Where would be be without Thomas Sullivan? Who?
Well Thomas Sullivan was something of an accidental American inventor, but his impact on the world has been notable particular when you reach for your tea bags. For he is the man credited with inventing the paper bag that surrounds some tea leaves that allows the leaves to infuse the water with such panache.
Around 1908 Thomas Sullivan was working as a New York tea merchant and his clients kept asking him for samples of his products. Sullivan was only too happy to oblige and started packaging the tea leaves in small silken bags. Sullivan was expecting the clients to gently un-wrap the contents and use the tea leaves in the convention manner in a tea pot. However, the story goes that Sullivan’s customers instead looked at the small silken bags and wrongly deduced that they should be dunked in boiling water. Thus by complete and utter accident the tea bag was first created.

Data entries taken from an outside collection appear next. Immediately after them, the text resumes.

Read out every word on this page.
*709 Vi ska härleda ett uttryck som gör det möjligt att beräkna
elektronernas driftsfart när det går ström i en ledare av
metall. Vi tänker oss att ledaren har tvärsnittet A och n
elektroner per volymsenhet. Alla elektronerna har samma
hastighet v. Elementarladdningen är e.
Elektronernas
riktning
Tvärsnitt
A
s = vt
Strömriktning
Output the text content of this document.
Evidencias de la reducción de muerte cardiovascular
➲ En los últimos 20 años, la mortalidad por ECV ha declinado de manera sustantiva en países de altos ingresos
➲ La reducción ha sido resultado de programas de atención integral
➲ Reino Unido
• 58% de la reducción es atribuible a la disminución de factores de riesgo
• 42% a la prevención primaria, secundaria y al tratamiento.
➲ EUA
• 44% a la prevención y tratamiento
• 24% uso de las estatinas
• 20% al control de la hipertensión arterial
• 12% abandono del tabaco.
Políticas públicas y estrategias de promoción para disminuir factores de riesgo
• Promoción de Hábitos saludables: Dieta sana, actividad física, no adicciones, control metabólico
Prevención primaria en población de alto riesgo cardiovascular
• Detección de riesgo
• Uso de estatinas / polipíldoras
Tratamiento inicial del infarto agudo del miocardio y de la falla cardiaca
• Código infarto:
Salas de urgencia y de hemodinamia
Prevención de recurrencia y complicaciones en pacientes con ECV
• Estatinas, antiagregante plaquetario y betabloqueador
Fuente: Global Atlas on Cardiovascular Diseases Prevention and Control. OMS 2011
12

Thomas Sullivan then leapt on the idea and started to refine the product with the use of fine mesh made from a type of gauze. In the 1920’s these were further developed for large scale commercial production. Eventually the gauze was replaced by paper and came in two sizes, small for cups and large for tea pots.
One thing that was not developed accidentally was something that has become synonymous with a tea bag, the string and the tag for retrieving the used tea bag from the cup or tea pot.